La variazione legislativa elimina una disparità che escludeva numerosi giovani stranieri, spesso già inseriti nel contesto nazionale e regolarmente diplomati presso gli Ittl Nautici o altre scuole superiori italiane. Questi ragazzi, ricorda una nota di Faimm, erano impossibilitati finora a imbarcare su navi battenti bandiera italiana o a iscriversi a diversi percorsi formativi del settore proprio per la mancanza di tali documenti obbligatori. Tra i soggetti che hanno promosso e accolto con favore la riforma figura appunto la Fondazione Accademia Italiana della Marina Mercantile di Genova, che da tempo segnalava la necessità di questa apertura per rispondere in modo strutturato alle dinamiche globali di un mercato del lavoro marittimo per sua natura internazionale.

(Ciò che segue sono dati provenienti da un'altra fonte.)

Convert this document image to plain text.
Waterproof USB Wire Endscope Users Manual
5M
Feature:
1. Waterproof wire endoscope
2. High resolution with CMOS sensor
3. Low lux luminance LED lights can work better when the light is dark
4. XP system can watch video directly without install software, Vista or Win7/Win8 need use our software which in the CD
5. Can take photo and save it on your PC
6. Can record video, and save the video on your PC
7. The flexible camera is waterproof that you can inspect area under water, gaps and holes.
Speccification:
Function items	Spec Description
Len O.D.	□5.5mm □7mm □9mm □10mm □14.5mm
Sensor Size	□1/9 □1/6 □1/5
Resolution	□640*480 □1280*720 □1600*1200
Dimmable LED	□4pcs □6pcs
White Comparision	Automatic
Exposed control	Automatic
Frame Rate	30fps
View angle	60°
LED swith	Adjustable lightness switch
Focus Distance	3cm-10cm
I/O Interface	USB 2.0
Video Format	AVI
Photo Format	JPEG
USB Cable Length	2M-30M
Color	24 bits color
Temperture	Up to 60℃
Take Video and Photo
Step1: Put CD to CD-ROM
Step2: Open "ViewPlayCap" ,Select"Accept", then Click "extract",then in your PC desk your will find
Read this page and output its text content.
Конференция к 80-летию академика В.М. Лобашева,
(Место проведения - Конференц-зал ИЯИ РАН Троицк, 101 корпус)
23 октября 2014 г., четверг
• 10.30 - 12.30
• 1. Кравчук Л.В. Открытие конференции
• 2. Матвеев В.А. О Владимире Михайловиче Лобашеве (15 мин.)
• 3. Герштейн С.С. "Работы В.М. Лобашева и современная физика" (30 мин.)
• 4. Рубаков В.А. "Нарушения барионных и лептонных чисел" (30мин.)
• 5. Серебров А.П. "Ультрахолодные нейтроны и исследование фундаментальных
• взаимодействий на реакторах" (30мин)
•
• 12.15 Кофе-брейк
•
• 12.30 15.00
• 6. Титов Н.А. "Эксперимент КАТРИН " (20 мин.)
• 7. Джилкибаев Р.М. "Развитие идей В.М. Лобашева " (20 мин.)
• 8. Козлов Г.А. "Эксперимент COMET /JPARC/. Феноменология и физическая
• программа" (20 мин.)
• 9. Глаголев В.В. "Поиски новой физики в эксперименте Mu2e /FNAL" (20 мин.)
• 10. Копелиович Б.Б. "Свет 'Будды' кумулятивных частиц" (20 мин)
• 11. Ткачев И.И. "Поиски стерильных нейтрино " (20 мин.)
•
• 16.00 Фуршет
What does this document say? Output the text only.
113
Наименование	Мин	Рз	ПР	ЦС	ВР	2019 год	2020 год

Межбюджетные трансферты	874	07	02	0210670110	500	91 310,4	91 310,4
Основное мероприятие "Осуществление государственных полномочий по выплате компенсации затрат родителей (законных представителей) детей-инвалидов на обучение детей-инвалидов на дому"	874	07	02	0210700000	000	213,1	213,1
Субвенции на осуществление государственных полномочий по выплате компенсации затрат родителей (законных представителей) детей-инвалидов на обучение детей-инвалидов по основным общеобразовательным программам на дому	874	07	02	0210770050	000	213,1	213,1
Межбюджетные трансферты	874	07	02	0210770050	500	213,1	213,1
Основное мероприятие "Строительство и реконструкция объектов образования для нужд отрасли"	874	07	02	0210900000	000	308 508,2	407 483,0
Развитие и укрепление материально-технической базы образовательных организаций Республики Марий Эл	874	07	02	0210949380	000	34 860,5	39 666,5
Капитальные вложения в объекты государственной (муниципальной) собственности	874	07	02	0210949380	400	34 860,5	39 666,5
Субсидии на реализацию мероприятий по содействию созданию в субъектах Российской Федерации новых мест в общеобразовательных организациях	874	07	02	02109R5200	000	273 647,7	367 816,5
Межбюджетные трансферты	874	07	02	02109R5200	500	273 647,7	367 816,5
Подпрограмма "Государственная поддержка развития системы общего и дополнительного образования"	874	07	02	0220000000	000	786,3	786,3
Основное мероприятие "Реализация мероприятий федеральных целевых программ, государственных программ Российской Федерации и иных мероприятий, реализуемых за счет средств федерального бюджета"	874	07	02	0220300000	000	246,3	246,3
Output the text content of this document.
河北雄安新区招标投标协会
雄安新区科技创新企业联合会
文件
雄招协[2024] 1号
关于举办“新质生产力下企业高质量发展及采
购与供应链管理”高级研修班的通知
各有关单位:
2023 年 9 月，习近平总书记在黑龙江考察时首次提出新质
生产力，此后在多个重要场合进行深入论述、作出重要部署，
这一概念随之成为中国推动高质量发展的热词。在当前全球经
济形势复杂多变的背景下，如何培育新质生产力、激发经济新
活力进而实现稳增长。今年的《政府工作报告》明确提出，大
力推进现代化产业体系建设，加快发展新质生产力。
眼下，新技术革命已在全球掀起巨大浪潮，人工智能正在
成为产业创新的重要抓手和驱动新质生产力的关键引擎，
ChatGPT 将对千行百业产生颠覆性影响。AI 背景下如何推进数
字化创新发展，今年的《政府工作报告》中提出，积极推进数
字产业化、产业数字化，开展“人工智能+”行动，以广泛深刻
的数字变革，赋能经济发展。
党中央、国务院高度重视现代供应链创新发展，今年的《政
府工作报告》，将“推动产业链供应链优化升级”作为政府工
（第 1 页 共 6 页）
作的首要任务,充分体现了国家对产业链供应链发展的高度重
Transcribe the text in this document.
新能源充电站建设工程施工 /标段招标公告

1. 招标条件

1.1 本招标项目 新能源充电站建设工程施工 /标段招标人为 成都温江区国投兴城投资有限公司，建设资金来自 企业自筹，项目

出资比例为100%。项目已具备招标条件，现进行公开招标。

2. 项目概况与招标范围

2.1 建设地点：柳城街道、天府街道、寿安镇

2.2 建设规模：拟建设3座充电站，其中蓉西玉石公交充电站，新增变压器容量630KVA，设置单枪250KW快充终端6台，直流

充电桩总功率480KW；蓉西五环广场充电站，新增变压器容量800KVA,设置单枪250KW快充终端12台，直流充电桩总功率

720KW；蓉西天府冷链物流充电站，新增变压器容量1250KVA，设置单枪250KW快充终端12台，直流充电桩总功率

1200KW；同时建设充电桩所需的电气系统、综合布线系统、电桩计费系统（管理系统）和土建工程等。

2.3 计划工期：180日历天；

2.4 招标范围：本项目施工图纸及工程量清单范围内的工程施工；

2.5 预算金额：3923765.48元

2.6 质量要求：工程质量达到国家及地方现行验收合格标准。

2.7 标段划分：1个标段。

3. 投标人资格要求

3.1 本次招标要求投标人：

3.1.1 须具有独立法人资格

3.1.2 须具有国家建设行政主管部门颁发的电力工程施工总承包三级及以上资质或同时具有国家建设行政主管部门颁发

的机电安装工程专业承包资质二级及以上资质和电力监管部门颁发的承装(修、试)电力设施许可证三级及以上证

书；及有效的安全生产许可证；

L’impatto della riforma si riflette in modo immediato proprio sull’offerta formativa specialistica dell’accademia genovese, rendendo accessibili sia i percorsi Its sia quelli finanziati tramite Fse che richiedono tassativamente il possesso della documentazione di navigazione. Grazie ai nuovi requisiti, i cittadini extra-comunitari regolarmente residenti in Italia potranno presentare domanda di ammissione ai corsi per ufficiale di coperta, ufficiale di macchina e commissario di bordo, oltre alle specializzazioni in hospitality e multimedia technician. I percorsi, di durata biennale, sono completamente gratuiti in quanto finanziati dal Ministero dell’Istruzione e del Merito, dal Fondo Nazionale Marittimi e dal Fondo Sociale Europeo tramite la Regione Liguria. L’istituto, attivo dal 2005, forma circa mille studenti ogni biennio registrando un tasso di occupazione post-diploma superiore al 98%, agevolato dagli accordi di imbarco diretto garantiti dalle compagnie partner sulla propria flotta.
Paola Vidotto, direttore generale dell’Accademia, ha evidenziato la portata della riforma ricordando come da anni l’ente sostenga che il talento non ha passaporto e che il mare sia, per sua natura, il luogo in cui le culture si incontrano. Con questo provvedimento l’Italia riconosce che chi vive e lavora nel Paese ha il diritto di costruire qui anche la propria carriera marittima, motivo per cui l’ente ha già avviato l’adeguamento delle procedure di selezione e dei relativi bandi. I nuovi concorsi, aggiornati secondo le ultime disposizioni di legge, saranno pubblicati sul sito internet della Fondazione a partire dal prossimo mese di luglio, aprendo ufficialmente le iscrizioni a tutti i candidati in possesso di regolare titolo di soggiorno in Italia.